蕭逸警惕地放開邵樂言,冷著臉站在床邊,戒備地俯視著她。
“為什麽問這個?難道你和我不一樣嗎?”
“當然。”
邵樂言正要放著掩人耳目的煙霧彈,隻聽冰冷的機械音響起,隨即地下室大門沿著軌道正緩緩自動打開。
蕭逸立即反應過來,掏出了什麽東西塞進邵樂言手裏,隨即像是幽靈一般無聲沒入黑暗中。
看得邵樂言目瞪口呆。
早該想到的。
既然她能在這個世界裏複活甚至覺醒異能,別人一樣可以。
隻是不知道蕭逸是否也參加了那個小說世界交流活動。
在邵樂言沉思的幾秒中,急促的腳步聲就沒停過。
餘欣身上掛著的手電照亮了這一方天地,邵樂言有些不適應地眯著眼,想抬手去擋,可摸到匕首鋒利的刀刃卻又打消了念頭。

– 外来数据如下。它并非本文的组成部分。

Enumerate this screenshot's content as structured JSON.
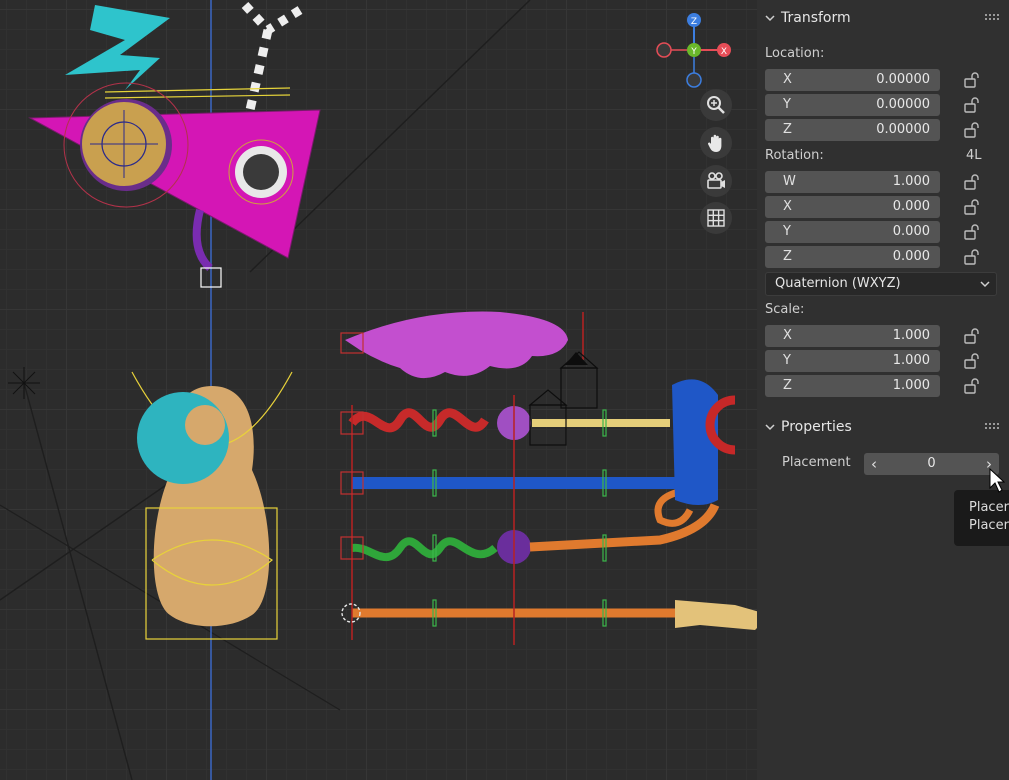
{
  "viewport": {
    "gizmo": {
      "z": "Z",
      "y": "Y",
      "x": "X"
    },
    "tools": [
      "zoom-icon",
      "hand-icon",
      "camera-icon",
      "grid-icon"
    ]
  },
  "panel": {
    "transform": {
      "title": "Transform",
      "location_label": "Location:",
      "location": [
        {
          "axis": "X",
          "value": "0.00000"
        },
        {
          "axis": "Y",
          "value": "0.00000"
        },
        {
          "axis": "Z",
          "value": "0.00000"
        }
      ],
      "rotation_label": "Rotation:",
      "rotation_mode_badge": "4L",
      "rotation": [
        {
          "axis": "W",
          "value": "1.000"
        },
        {
          "axis": "X",
          "value": "0.000"
        },
        {
          "axis": "Y",
          "value": "0.000"
        },
        {
          "axis": "Z",
          "value": "0.000"
        }
      ],
      "rotation_mode": "Quaternion (WXYZ)",
      "scale_label": "Scale:",
      "scale": [
        {
          "axis": "X",
          "value": "1.000"
        },
        {
          "axis": "Y",
          "value": "1.000"
        },
        {
          "axis": "Z",
          "value": "1.000"
        }
      ]
    },
    "properties": {
      "title": "Properties",
      "placement_label": "Placement",
      "placement_value": "0"
    },
    "tooltip": {
      "line1": "Placer",
      "line2": "Placer"
    }
  },
  "colors": {
    "accent_green": "#8bd14b",
    "axis_x": "#e64d57",
    "axis_y": "#6ab82a",
    "axis_z": "#3c7ee0",
    "panel_bg": "#303030",
    "field_bg": "#545454"
  }
}
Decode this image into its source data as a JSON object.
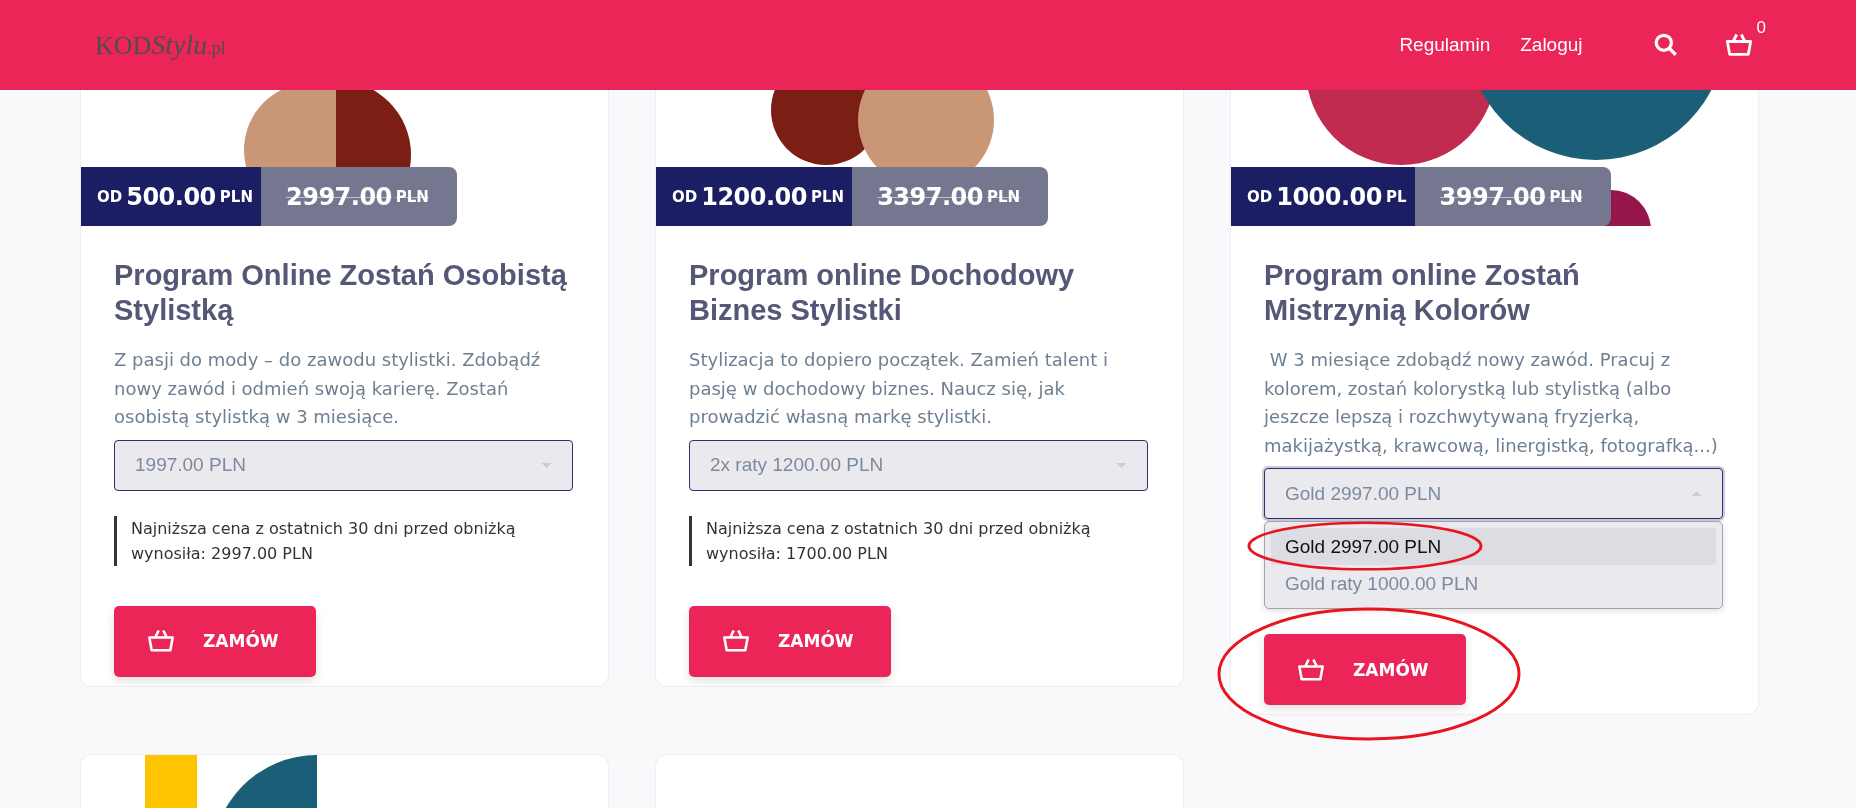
{
  "header": {
    "logo": {
      "main": "KOD",
      "script": "Stylu",
      "suffix": ".pl"
    },
    "nav": [
      "Regulamin",
      "Zaloguj"
    ],
    "cart_count": "0"
  },
  "products": [
    {
      "price_prefix": "OD",
      "price": "500.00",
      "price_currency": "PLN",
      "old_price": "2997.00",
      "old_currency": "PLN",
      "title": "Program Online Zostań Osobistą Stylistką",
      "description": "Z pasji do mody – do zawodu stylistki. Zdobądź nowy zawód i odmień swoją karierę. Zostań osobistą stylistką w 3 miesiące.",
      "select": {
        "value": "1997.00 PLN",
        "open": false
      },
      "note": "Najniższa cena z ostatnich 30 dni przed obniżką wynosiła: 2997.00 PLN",
      "order_button": "ZAMÓW",
      "circled": false
    },
    {
      "price_prefix": "OD",
      "price": "1200.00",
      "price_currency": "PLN",
      "old_price": "3397.00",
      "old_currency": "PLN",
      "title": "Program online Dochodowy Biznes Stylistki",
      "description": "Stylizacja to dopiero początek. Zamień talent i pasję w dochodowy biznes. Naucz się, jak prowadzić własną markę stylistki.",
      "select": {
        "value": "2x raty 1200.00 PLN",
        "open": false
      },
      "note": "Najniższa cena z ostatnich 30 dni przed obniżką wynosiła: 1700.00 PLN",
      "order_button": "ZAMÓW",
      "circled": false
    },
    {
      "price_prefix": "OD",
      "price": "1000.00",
      "price_currency": "PL",
      "old_price": "3997.00",
      "old_currency": "PLN",
      "title": "Program online Zostań Mistrzynią Kolorów",
      "description": " W 3 miesiące zdobądź nowy zawód. Pracuj z kolorem, zostań kolorystką lub stylistką (albo jeszcze lepszą i rozchwytywaną fryzjerką, makijażystką, krawcową, linergistką, fotografką...)",
      "select": {
        "value": "Gold 2997.00 PLN",
        "open": true,
        "options": [
          {
            "label": "Gold 2997.00 PLN",
            "selected": true,
            "circled": true
          },
          {
            "label": "Gold raty 1000.00 PLN",
            "selected": false,
            "circled": false
          }
        ]
      },
      "order_button": "ZAMÓW",
      "circled": true
    }
  ],
  "more_products": [
    {
      "kind": "picture"
    },
    {
      "kind": "empty"
    }
  ]
}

她最後一動不動地靜靜看著餘欣在一旁準備注射的試劑,額頭上的冷汗反射出細微的光亮。
什麽事這麽急?
邵樂言正想著,隻見餘欣抽出針管裏的氣泡,馬上就要走到床邊。
就算用腳趾頭想也能知道那針管裏的藥是要打給自己的。
邵樂言捏緊了刀背。
三步、兩步、一步……
餘欣走到床邊,彎下腰,那針頭離邵樂言的手腕不過幾十厘米的距離。
啪!
變故就在一瞬間。
餘欣震驚地低頭看向插進心口的匕首,裝滿藥劑的針管早在刀刃沒入前就被拍掉在地。
邵樂言用了渾身力氣把匕首往裏麵紮,直到刀尖從餘欣後背冒出一丁點,才堪堪停手。
她站起身,推了把手無縛雞之力的餘欣,對方倒在床上,從心口流出的溫熱血液瞬間濕透了毯子和床鋪。
邵樂言連看都沒看一眼,她撿起針管,將裏邊透明的液體全都推了出去,做完這些還不夠,她把餘欣帶來的試劑瓶摔得粉碎。